Bash Script – Source Encrypted GPG File On-the-Fly

bashgpgshell-script

I need a bash script to source a file that is encrypted, as the file being sourced contains sensitive information.

I would like the script to prompt for the GPG passphrase and then run, sourcing the encrypted file. I cannot figure out how to do this though. There must be user input for the passphrase, as I don't want to store a key on the server with the encrypted file.

Looking into some different methods, I do not want to decrypt the file, source the non-encrypted file, then delete it after. I would like to reduce the chance of leaving an non-encrypted file behind, if something went wrong in the script.

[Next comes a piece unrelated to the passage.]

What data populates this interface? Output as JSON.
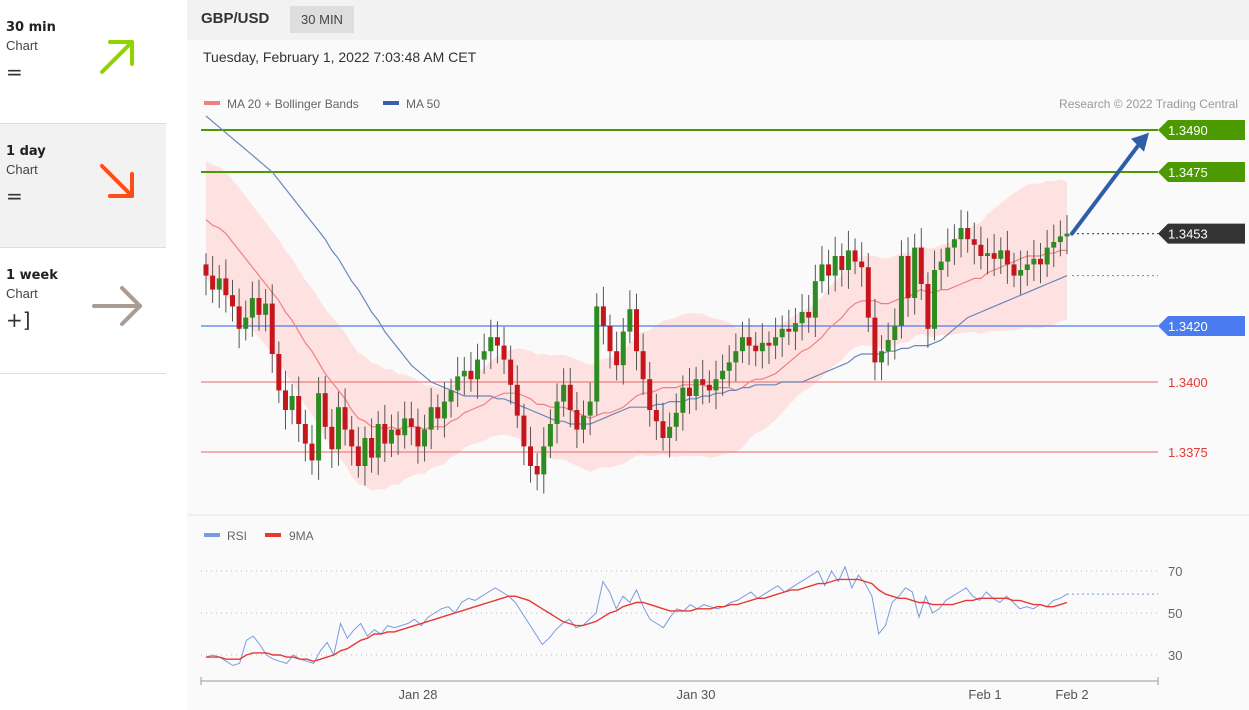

Is there a way to get the GPG output of a file to source it this way? Possibly collecting STDOUT and parsing it (if GPG can even output the contents this way).

Also, if there is another way to encrypt a file that shell scripts can use, I am not aware of it, but open to other possibilities.

Best Answer

You can do this using process substitution.

. <(gpg -qd "$encrypted_filename")

Here's an example:

% cat > to-source <<< 'echo "Hello"'
% . ./to-source                     
Hello
% gpg -e -r chris@chrisdown.name to-source
% . <(gpg -qd to-source.gpg)
Hello

gpg -d does not persist the file to disk, it just outputs it to stdout. <() uses a FIFO, which also does not result in the actual file data being written to disk.

In bash, . and source are synonyms, but . is more portable (it's part of POSIX), so I've used it here. Note, however, that <() is not as portable -- as far as I know it's only supported in bash, zsh, ksh88, and ksh93. pdksh and mksh have coprocesses which can have the same effect.